Power and Gendered Identities: (Re) Configuring the Gendered Self in Kenyan Drama
Abstract
Studies of power and gender identity form part of the dominant discourses of various scholars such as Judith Butler, Julia Kristeva, Margaret Hall, Michel Foucault, and Gloria Anzaldua who have explored the concepts of power and gender identity at various levels and contexts. This paper, while contending that gender is one of the most important components of social identity and cultural classification across human cultures, investigates how the politics of gender identity intersects with power in the Kenyan society. To do this, we examine two selected Kenyan plays: Francis Imbuga’s Aminata and Dennis Kyallo’s The Hunter is Back.

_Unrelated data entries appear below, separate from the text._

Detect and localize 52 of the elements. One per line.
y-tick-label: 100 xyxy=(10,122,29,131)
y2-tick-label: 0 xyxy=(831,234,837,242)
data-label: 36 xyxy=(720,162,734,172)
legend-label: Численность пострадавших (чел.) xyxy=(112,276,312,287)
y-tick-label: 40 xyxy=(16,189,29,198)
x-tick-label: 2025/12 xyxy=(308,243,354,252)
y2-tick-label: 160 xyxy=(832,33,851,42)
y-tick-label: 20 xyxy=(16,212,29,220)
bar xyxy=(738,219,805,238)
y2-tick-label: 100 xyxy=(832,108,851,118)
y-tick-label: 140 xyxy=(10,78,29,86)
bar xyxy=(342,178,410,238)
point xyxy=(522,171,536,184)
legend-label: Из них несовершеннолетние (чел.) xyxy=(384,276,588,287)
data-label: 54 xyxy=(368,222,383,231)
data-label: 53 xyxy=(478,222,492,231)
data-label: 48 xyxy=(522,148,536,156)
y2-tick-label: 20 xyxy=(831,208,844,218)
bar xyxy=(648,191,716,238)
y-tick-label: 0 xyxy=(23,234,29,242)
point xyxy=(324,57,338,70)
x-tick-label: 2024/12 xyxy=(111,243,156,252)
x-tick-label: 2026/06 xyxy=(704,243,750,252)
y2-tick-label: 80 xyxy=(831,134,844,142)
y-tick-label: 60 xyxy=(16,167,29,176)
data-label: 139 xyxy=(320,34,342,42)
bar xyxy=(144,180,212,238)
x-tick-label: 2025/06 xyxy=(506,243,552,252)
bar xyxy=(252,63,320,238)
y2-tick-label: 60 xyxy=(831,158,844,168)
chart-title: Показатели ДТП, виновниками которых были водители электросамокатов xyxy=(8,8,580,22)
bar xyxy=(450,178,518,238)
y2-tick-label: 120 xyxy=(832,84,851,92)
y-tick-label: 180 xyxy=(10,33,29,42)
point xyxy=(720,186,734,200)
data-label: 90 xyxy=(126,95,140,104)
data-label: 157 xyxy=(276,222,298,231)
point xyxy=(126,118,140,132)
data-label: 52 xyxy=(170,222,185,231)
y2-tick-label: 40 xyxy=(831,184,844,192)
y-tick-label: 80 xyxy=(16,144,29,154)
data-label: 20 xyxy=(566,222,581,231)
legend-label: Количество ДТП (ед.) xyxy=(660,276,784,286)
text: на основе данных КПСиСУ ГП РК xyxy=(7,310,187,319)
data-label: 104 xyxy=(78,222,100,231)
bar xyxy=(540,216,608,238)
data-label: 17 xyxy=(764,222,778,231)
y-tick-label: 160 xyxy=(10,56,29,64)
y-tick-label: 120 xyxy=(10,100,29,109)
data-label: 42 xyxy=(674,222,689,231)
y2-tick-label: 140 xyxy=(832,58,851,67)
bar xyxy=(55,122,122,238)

The study perceives gender as a multi-layered structure in which the perpetuation and re-creation of gender concepts, social divisions and individual identities take place and are in a continuum of struggle. In this regard, we explore how the gendered self (re)configures her position in society as portrayed in the selected texts. Anchored within a multiple complementary theoretical framework in interrogating the nexus between power and gender, the paper argues that the gendered self is in a constant struggle for space within her socio-cultural context. Conscious of the inferior position and roles assigned to her by societal structures, the woman, as the gendered self, confronts socio-cultural practices, politics, and agency among others in an attempt to re-create her own space. Ultimately, these actions (re)define and (re)configure the woman in echelons of power and authority and enable her to participate actively in public spaces. This paper proffers new insights in exploring the representation of power and the gendered self in society through creative works of art in Kenya.